The device freezes and resets (as expected). However it then boots into emergency mode.

Where I am then unable to ssh into it. Like before, i need to go press the reset button to connect.

Is this normal reset behavior for the watchdog ?

What’s your version?

cat /etc/nv_tegra_release

Here is the output:

R32 (release), REVISION: 6.1, GCID: 27863751, BOARD: t186ref, EABI: aarch64, DATE: Mon Jul 26 19:36:31 UTC 2021

Any customized for your system?
I just confirm my AGX without problem with same BSP.

I just tested the same command on a Jetson Xavier NX and the same issue occurs. It also has the same BSP as my AGX.

The only thing in common between the two is a 500gb nvme m2 pcie ssd, the swap file is located on the nvme SSD for both devices.

I noticed that during the boot process ( post watchdog reboot ) they both failed a nvme check, and failed to mount the local file system.

Could this be the cause of the emergency mode ?

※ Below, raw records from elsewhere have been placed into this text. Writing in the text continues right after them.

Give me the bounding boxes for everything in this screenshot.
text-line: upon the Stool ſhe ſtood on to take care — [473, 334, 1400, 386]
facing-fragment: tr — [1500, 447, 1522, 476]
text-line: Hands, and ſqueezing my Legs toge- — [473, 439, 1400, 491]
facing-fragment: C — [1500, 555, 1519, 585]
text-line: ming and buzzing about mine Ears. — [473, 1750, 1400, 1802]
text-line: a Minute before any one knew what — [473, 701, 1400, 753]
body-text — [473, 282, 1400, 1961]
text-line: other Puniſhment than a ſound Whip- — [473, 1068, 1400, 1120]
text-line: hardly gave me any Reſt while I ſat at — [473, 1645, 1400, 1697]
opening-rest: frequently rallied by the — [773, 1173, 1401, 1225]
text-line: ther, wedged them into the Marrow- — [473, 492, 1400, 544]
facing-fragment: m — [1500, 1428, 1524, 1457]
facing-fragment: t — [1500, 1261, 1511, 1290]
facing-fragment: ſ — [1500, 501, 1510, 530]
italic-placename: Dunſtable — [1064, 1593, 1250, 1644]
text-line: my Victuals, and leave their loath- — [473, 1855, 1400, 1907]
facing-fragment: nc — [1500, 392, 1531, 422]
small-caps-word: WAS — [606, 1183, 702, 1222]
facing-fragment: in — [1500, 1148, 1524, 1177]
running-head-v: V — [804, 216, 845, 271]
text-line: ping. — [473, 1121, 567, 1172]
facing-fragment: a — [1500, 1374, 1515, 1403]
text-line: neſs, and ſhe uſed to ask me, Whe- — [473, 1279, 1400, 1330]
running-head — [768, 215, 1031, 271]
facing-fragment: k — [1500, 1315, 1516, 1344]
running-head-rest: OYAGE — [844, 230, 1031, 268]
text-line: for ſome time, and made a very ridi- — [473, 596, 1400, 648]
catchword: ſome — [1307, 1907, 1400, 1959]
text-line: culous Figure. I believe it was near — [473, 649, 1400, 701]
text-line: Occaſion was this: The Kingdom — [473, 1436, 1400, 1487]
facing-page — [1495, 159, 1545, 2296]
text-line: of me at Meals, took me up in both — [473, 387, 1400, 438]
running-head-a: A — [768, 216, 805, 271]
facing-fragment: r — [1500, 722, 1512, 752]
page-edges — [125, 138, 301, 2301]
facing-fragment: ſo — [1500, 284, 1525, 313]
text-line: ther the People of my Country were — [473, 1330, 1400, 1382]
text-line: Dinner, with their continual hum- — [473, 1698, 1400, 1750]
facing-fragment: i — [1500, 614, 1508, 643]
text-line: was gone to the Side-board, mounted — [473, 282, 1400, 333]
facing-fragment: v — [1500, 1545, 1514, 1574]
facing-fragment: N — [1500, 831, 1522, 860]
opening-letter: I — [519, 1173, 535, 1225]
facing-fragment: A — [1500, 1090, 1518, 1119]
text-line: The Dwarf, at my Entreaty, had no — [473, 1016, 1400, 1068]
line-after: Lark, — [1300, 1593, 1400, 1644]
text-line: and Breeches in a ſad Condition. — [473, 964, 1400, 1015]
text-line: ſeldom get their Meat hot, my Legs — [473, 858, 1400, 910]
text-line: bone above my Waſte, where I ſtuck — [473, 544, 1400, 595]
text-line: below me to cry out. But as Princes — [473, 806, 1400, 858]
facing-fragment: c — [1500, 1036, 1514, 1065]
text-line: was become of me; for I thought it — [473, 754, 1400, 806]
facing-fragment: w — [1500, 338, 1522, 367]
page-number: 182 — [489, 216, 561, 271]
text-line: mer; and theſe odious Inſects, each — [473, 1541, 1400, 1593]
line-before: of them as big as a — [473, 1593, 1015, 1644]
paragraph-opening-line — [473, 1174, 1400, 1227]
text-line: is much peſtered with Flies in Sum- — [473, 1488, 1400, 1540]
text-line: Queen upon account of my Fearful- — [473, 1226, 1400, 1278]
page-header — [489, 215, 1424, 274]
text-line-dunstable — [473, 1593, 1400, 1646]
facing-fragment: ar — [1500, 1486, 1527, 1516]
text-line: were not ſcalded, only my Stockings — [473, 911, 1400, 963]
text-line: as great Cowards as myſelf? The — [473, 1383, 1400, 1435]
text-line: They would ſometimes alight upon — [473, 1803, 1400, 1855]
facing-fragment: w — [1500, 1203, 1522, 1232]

Okay, so i can confirm the problem is with either the nvme SSD or the swap file.

I have a second Jetson NX that i just tested. It does not have the SSD, nor a swap file and it was able to reboot without going into emergency mode.

I have the same SSD on my NX and AGX

It is a SP M.2 PCIe Gen 3 SSD. Model: A80 512GB

Update:

I flashed a spare AGX to the newest version of jetpack, added a samsung nvme SSD, then used the command.

echo c>/proc/sysrq-trigger

The result is emergency mode.

Oddly, on all three machines i can reboot from the command line, without issues. So it has something to do with the watchdog restarting the system, while a nvme ssd is mounted.

write an application which ping watchdog every 100 sec

cat /proc/watchdog

Once you do that, now its userspace responsibility to keep reloading watchdog counter every 100 sec.
If userspace is hanged, system will automatically reset.

This topic was automatically closed 14 days after the last reply. New replies are no longer allowed.